Auteurs : Patricia L. Olasker, Kent E. Thomson, Ghaith S. Sibai et Jennifer F. Longhurst

Dans une affaire où elle a renoncé à exercer sa compétence à l’égard d’une procédure intentée par un actionnaire activiste, la Commission des valeurs mobilières de l’Ontario (la « CVMO ») a exposé son approche en ce qui concerne la réglementation à portée extraterritoriale. Les motifs qu’elle a publiés récemment dans l’affaire In the Matter of Mangrove Partners and In the Matter of TransAlta Corporation1 donnent de nouvelles indications importantes concernant les audiences conjointes et les critères qui doivent être pris en compte par les commissions des valeurs mobilières du Canada au moment de déterminer si elles doivent exercer leur compétence à l’égard d’un litige dont est saisie une autre commission.

Contexte

Le 25 mars 2019, TransAlta, société de Calgary qui produit et commercialise de l’électricité et dont les titres sont cotés à la TSX et à la NYSE, a annoncé qu’elle avait conclu une convention d’investissement avec un membre du groupe de Brookfield Renewable Partners. Aux termes de la convention d’investissement, Brookfield a convenu d’investir 750 millions de dollars dans des débentures échangeables sans droit de vote et des actions privilégiées de TransAlta.

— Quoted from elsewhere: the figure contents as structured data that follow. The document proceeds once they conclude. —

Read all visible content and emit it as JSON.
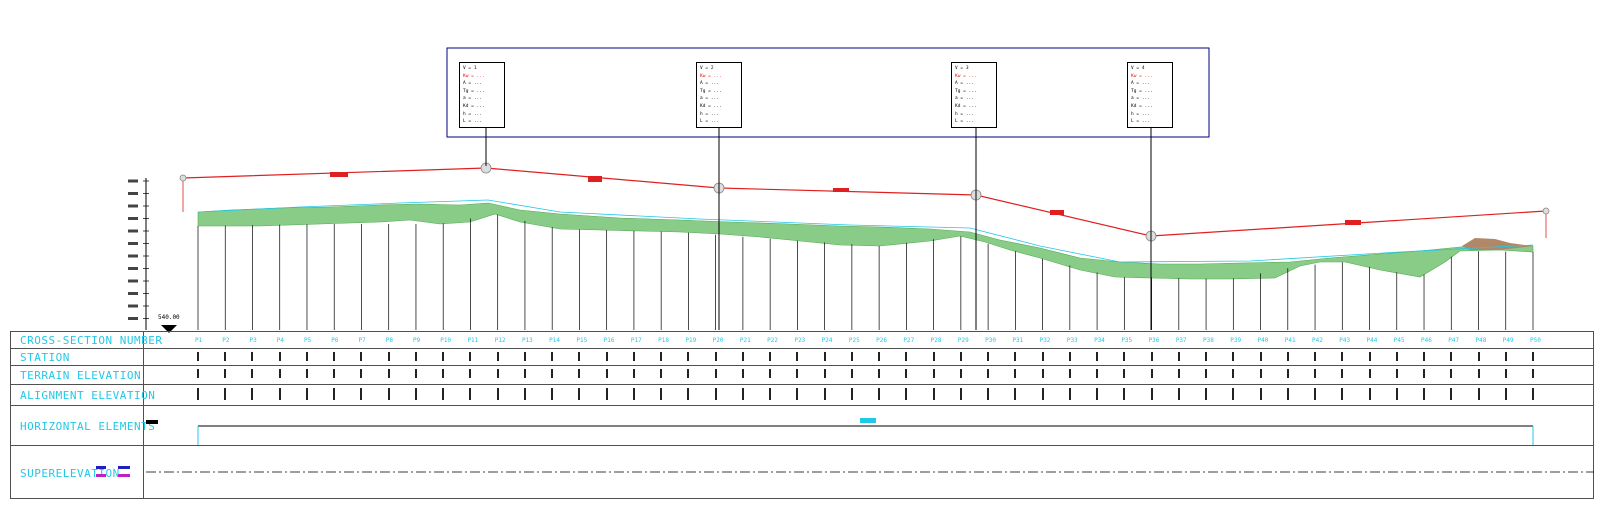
{
  "bands": {
    "cross_section_number": "CROSS-SECTION NUMBER",
    "station": "STATION",
    "terrain_elevation": "TERRAIN ELEVATION",
    "alignment_elevation": "ALIGNMENT ELEVATION",
    "horizontal_elements": "HORIZONTAL ELEMENTS",
    "superelevation": "SUPERELEVATION"
  },
  "datum_label": "540.00",
  "cross_sections": [
    "P1",
    "P2",
    "P3",
    "P4",
    "P5",
    "P6",
    "P7",
    "P8",
    "P9",
    "P10",
    "P11",
    "P12",
    "P13",
    "P14",
    "P15",
    "P16",
    "P17",
    "P18",
    "P19",
    "P20",
    "P21",
    "P22",
    "P23",
    "P24",
    "P25",
    "P26",
    "P27",
    "P28",
    "P29",
    "P30",
    "P31",
    "P32",
    "P33",
    "P34",
    "P35",
    "P36",
    "P37",
    "P38",
    "P39",
    "P40",
    "P41",
    "P42",
    "P43",
    "P44",
    "P45",
    "P46",
    "P47",
    "P48",
    "P49",
    "P50"
  ],
  "pvi_boxes": [
    {
      "title": "V = 1",
      "lines": [
        "Kw = ...",
        "A = ...",
        "Tg = ...",
        "a = ...",
        "Kd = ...",
        "h = ...",
        "L = ..."
      ]
    },
    {
      "title": "V = 2",
      "lines": [
        "Kw = ...",
        "A = ...",
        "Tg = ...",
        "a = ...",
        "Kd = ...",
        "h = ...",
        "L = ..."
      ]
    },
    {
      "title": "V = 3",
      "lines": [
        "Kw = ...",
        "A = ...",
        "Tg = ...",
        "a = ...",
        "Kd = ...",
        "h = ...",
        "L = ..."
      ]
    },
    {
      "title": "V = 4",
      "lines": [
        "Kw = ...",
        "A = ...",
        "Tg = ...",
        "a = ...",
        "Kd = ...",
        "h = ...",
        "L = ..."
      ]
    }
  ],
  "colors": {
    "terrain_fill": "#88cc88",
    "grade_line": "#e02020",
    "cyan_text": "#22c8e8",
    "frame": "#000080",
    "cut_fill": "#b08868"
  }
}
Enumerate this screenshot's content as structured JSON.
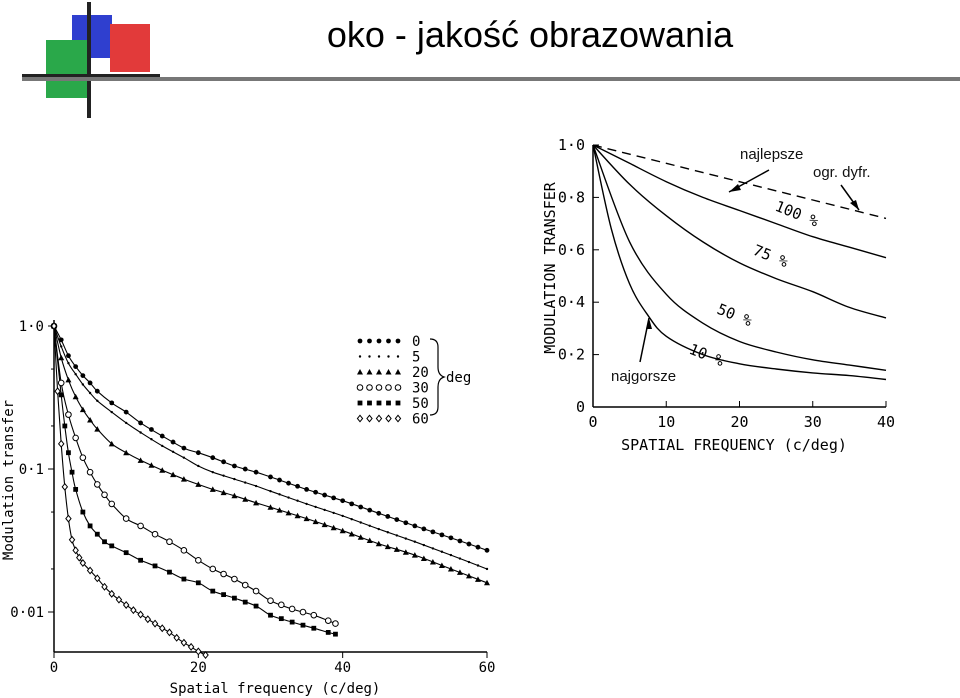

La clôture de la première tranche de 350 millions de dollars avait été fixée au troisième jour ouvrable suivant l’assemblée annuelle 2019 des actionnaires de TransAlta; la deuxième tranche de 400 millions de dollars devrait clôturer en octobre 2020. Brookfield pourra échanger les titres après le 31 décembre 2024 contre une participation en capitaux propres pouvant atteindre 49 % d’une entité détenant les actifs hydroélectriques albertains de TransAlta pour une valeur correspondant à un multiple du BAIIA ajusté futur des actifs hydroélectriques.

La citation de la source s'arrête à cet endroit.